Species of jumping spider

Phiale mimica is a species of jumping spider in the family Salticidae. It is found in Brazil.

==Taxonomy==
The species was originally described by Carl Ludwig Koch in 1846 under two separate names: Plexippus mimicus for the female and Euophrys bella for the male. These were later recognized as the same species and synonymized by María Elena Galiano in 1981.

Phiale mimica belongs to the mimica species group within the genus Phiale.

==Distribution==
P. mimica has been recorded from various localities in Brazil. There have been observations as north as Mexico.

==Description==
Phiale mimica is a moderately robust jumping spider. The original description by Koch noted the male as having a black body with yellow markings, including a broad curved stripe around the head region and three broad transverse stripes on the abdomen that are bright yellow. The legs are yellow with black, hairy segments.

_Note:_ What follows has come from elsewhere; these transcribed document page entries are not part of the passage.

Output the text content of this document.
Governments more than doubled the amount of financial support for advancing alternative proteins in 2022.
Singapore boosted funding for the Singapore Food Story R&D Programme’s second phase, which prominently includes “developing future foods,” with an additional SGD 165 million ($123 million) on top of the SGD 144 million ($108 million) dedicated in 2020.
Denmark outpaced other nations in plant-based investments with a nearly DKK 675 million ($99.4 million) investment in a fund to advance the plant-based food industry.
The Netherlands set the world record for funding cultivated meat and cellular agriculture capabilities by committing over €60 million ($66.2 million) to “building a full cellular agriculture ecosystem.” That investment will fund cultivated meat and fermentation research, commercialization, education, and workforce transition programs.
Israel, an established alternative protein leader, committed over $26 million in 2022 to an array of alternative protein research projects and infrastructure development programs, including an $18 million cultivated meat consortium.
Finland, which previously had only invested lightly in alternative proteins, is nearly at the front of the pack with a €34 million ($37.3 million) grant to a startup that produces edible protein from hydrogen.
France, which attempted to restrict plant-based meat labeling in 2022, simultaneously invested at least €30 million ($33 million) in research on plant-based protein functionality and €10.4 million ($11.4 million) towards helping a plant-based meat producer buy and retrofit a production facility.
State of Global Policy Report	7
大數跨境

Like other members of the mimica group, this species exhibits the characteristic palpal and epigynal features of the genus Phiale. Males have a transverse tegular division with a well-developed proximal retrolateral lobe, while females possess unique epigynal copulatory openings with extended outer edges forming secondary atria within larger atrial depressions.

==Habitat and behavior==
Members of the mimica group, including P. mimica, are typically found by beating branches along forest edges. They exhibit behavioral patterns similar to species in the genus Pachomius, including characteristic waving of the front legs. However, species in the mimica group are generally more robust in build than Pachomius species, though smaller than members of the formosa or gratiosa groups within Phiale.

Some females in the mimica group display bright warning colors that may serve as mimicry of female mutillid wasps (velvet ants).